# Just in time...rescued by a cat lover



## 21Rouge (Jul 20, 2013)

Kitten rescued from Highway 427 after being thrown from a vehicle | Toronto Star


----------



## 10cats2dogs (Jun 16, 2013)

This is a Miracle!


----------



## BotanyBlack (Apr 6, 2011)

I am glad someone saved him. Some people should never be allowed to have an animal. 

Unfortunately It is NOT the first time I have heard of animals tossed out of a moving car.


----------



## Marcia (Dec 26, 2010)

This truly is a miracle this baby was saved. What kind of vicious monster tosses a kitten from a moving vehicle? I hope there is a deep place in &ell for someone that does these things.


----------



## Jenny bf (Jul 13, 2013)

Marcia said:


> This truly is a miracle this baby was saved. What kind of vicious monster tosses a kitten from a moving vehicle? I hope there is a deep place in &ell for someone that does these things.


Ditto this!


----------



## 21Rouge (Jul 20, 2013)

Marcia said:


> What kind of vicious monster tosses a kitten from a moving vehicle?


I have no doubt that these same people are badly behaved towards humans as well.


----------



## cat owner again (Dec 14, 2012)

Do onto others as you have them do onto you. That person needs to get tossed!


----------



## cat owner again (Dec 14, 2012)

I think that if people could get caught and heavily fined or even jail time, and then the newspapers published that, maybe it would discourage people.


----------



## gizmothecat (Jun 26, 2013)

cat owner again said:


> i think that if people could get caught and heavily fined or even jail time, and then the newspapers published that, maybe it would discourage people.


with their picture!!!!!!


----------



## Jetlaya67 (Sep 26, 2012)

Aww, poor baby!

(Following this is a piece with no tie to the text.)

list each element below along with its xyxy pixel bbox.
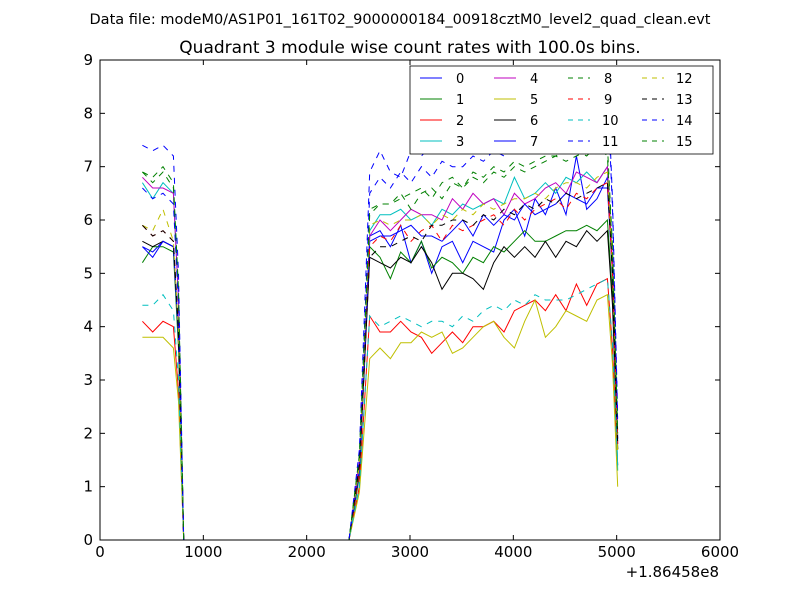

So glad he is safe now and with a home waiting for him!


----------



## struckers (Oct 2, 2013)

I haven't been on here in a long while (been SO busy with college!!) but I'm glad I stopped by to read this. So sad, but a happy ending to what could have been a very sad story. 

I've heard too many stories like this one. My own Pumpkin was tossed at a Wendy's in the rain. ):


----------



## Smaughunter (Feb 14, 2014)

How awful. I just don't understand some people. That kitty is very lucky, he was thrown out of a car and ended up in a loving forever home.


----------



## 21Rouge (Jul 20, 2013)

*UPDATE:*

Kitten flung from car on Highway 427 finds a home with rescuer | Toronto Star


----------



## cat owner again (Dec 14, 2012)

Look at that sweet kitty face. I am pretty scared of someone that would do such a thing and does not respect life. It is fitting that a nurse who tries to save lives has adopted the kitten.


----------